Your interface, however, suffers from asymmetry: you are passed a pointer and call delete on it. But what if it was a pointer to an array ? What if it was a stack object ? Calling delete is preposterous.


A word of caution on your implementation.

I hope for your sake this is a trimmed down example, however since they are missing I cannot help but remind you that you should follow the Rule of Three (make it Five in C++11).

A very simple way never to forget is to change your raw pointer for a unique_ptr (possibly with a custom deleter). It will have correct move members by default and will force you to write the copy members should you need them.


Back to your question: Yes in general you will need a way to access the underlying resource, otherwise it would be useless.

There are multiple ways though:

  • if your container is specialized, it may present a domain oriented interface, this is what fstream does for example: you do not access the FILE* or whatever is inside, but instead use << and >> and .eof() , etc..
  • you may return a handle (pointer or reference)
  • you may have a method that takes a functor and will call it with a reference to the object (more functional oriented, less seen in C++)
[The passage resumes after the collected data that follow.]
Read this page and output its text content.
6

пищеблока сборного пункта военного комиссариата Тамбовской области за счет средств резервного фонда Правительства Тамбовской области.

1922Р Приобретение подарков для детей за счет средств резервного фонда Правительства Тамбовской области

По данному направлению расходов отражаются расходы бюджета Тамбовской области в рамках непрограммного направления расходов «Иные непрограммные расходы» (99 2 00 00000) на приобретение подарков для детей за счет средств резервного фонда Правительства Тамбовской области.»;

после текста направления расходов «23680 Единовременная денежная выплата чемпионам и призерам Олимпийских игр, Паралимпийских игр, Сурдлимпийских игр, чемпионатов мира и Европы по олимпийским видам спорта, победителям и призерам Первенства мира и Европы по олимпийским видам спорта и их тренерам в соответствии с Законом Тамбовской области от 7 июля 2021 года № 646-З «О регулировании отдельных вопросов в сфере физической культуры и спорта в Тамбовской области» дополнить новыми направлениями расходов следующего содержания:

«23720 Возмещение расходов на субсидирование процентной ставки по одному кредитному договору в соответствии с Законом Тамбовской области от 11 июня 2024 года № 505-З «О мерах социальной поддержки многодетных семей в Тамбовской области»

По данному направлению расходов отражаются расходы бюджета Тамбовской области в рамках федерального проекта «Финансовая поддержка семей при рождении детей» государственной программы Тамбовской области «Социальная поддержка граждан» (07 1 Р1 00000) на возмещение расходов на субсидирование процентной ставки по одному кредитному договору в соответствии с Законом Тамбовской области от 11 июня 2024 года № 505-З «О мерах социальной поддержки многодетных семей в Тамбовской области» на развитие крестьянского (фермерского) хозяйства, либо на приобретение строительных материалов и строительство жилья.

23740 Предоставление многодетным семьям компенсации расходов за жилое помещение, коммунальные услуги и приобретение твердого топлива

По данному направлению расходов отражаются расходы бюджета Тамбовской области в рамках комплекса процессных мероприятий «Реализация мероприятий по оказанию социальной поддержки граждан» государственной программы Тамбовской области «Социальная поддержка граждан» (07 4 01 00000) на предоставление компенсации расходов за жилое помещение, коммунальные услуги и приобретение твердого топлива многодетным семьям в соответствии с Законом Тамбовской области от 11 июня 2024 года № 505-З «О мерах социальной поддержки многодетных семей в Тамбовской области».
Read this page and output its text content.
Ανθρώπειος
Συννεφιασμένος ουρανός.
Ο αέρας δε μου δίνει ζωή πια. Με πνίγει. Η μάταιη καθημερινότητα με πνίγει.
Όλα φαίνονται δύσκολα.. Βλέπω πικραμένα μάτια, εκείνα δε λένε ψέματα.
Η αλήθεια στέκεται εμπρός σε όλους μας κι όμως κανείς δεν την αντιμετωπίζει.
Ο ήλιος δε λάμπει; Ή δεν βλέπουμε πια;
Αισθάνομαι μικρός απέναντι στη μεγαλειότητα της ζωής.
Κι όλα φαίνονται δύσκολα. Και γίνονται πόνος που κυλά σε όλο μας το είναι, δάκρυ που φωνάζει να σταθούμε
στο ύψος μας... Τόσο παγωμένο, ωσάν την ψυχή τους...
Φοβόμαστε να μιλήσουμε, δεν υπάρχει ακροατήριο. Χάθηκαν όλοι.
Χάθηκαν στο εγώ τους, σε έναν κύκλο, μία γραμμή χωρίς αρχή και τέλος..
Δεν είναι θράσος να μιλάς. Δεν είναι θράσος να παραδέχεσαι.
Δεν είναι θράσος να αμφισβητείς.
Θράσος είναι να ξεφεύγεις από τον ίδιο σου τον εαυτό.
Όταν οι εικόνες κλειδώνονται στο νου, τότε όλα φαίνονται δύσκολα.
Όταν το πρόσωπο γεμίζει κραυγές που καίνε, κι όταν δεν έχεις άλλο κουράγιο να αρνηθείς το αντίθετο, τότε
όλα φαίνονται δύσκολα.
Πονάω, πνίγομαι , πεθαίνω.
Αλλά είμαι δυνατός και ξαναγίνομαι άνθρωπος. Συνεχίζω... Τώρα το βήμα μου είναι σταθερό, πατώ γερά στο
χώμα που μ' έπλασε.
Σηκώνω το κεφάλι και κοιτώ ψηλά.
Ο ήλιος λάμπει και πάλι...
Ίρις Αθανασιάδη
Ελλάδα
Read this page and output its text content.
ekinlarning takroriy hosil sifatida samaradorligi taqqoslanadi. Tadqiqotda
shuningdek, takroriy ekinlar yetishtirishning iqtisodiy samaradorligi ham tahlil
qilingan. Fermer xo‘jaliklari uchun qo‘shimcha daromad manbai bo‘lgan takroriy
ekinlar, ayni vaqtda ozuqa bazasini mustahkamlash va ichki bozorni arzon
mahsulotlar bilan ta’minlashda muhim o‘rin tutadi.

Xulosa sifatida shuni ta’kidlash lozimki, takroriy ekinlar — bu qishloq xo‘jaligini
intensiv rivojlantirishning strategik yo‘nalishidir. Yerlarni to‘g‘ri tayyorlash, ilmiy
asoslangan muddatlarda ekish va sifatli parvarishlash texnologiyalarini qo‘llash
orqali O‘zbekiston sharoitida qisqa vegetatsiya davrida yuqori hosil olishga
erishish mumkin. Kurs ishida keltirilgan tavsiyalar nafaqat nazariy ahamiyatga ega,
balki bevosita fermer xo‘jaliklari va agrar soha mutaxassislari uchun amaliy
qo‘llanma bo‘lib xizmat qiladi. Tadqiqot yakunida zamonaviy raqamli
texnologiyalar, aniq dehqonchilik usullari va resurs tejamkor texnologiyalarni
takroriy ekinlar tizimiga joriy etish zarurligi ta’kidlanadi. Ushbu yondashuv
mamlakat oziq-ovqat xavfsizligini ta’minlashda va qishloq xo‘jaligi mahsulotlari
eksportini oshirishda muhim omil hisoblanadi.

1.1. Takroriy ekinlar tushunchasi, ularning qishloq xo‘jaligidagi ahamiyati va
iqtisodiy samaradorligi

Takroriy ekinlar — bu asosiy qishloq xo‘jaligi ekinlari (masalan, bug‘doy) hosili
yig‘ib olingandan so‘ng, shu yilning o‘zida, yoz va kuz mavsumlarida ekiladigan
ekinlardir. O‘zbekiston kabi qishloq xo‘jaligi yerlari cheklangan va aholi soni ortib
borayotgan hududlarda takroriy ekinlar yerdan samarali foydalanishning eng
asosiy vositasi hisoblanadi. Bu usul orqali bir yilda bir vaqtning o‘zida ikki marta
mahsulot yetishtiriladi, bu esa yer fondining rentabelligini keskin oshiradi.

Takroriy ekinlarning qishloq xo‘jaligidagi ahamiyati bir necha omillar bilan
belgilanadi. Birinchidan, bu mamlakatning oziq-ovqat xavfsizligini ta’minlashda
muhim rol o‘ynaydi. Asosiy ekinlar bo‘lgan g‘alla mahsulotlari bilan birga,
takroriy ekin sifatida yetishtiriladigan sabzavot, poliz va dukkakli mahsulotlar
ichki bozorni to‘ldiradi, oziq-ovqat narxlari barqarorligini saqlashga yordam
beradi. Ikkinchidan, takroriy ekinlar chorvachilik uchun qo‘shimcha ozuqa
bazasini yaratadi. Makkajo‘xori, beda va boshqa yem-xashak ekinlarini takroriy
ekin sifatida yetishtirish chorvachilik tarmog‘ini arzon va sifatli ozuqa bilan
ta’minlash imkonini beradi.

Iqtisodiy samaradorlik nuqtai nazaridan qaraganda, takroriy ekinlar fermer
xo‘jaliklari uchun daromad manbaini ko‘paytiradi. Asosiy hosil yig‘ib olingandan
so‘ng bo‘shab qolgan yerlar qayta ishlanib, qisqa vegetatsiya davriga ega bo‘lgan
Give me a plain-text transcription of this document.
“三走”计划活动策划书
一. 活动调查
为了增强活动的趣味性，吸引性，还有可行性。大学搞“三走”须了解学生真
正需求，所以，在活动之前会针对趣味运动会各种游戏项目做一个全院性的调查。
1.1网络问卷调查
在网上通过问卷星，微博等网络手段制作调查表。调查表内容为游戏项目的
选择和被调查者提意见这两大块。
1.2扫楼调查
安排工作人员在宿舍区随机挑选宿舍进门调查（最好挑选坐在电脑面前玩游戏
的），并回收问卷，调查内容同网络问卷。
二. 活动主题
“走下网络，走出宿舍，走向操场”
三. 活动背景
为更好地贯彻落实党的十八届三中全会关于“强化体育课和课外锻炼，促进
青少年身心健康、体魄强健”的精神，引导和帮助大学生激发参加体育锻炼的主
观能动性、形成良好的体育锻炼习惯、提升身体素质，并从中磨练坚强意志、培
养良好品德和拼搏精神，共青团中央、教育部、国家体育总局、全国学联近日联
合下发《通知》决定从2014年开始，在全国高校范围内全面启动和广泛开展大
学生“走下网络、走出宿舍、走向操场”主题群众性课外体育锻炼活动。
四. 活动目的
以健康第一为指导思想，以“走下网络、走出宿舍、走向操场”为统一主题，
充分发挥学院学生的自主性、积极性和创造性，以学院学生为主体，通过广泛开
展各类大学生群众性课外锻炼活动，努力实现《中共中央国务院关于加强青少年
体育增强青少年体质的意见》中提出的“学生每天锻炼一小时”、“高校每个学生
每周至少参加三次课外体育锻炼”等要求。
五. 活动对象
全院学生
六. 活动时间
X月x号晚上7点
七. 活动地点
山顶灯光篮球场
It is up to you to design the interface so that your clients may actually use the resource.

C++ doesn't have a try-finally construct and RAII is basically a simulation of the finally block with the toolset of C++ (well, maybe a bit more than that but its quite easy to understand it this way if you know try-finally). You write a class with a destructor and you instantiate this class by value on your stack. When this instance runs out of the scope its destructor gets executed no matter how you leave the scope (with return, exception, break, continue, ...). This destructor execution can be treated as a "finally" block, so you can put the cleanup of your resources into the destructor to make sure that the resources don't leak at the end of the scope (In this case your foo*). In C++ there are also some special scopes (when you define an instance of your RAII-based class by value as part of another object - then the scope of your RAII object is the lifetime of its container object, this doesn't really fit with the try-finally example...)

This explanation is of course meaningful to you only if you understand the concept of the try-finally blocks from other languages... Visual C++ also had a nonstandard __finally handler (SEH based), I don't know whether it still has this.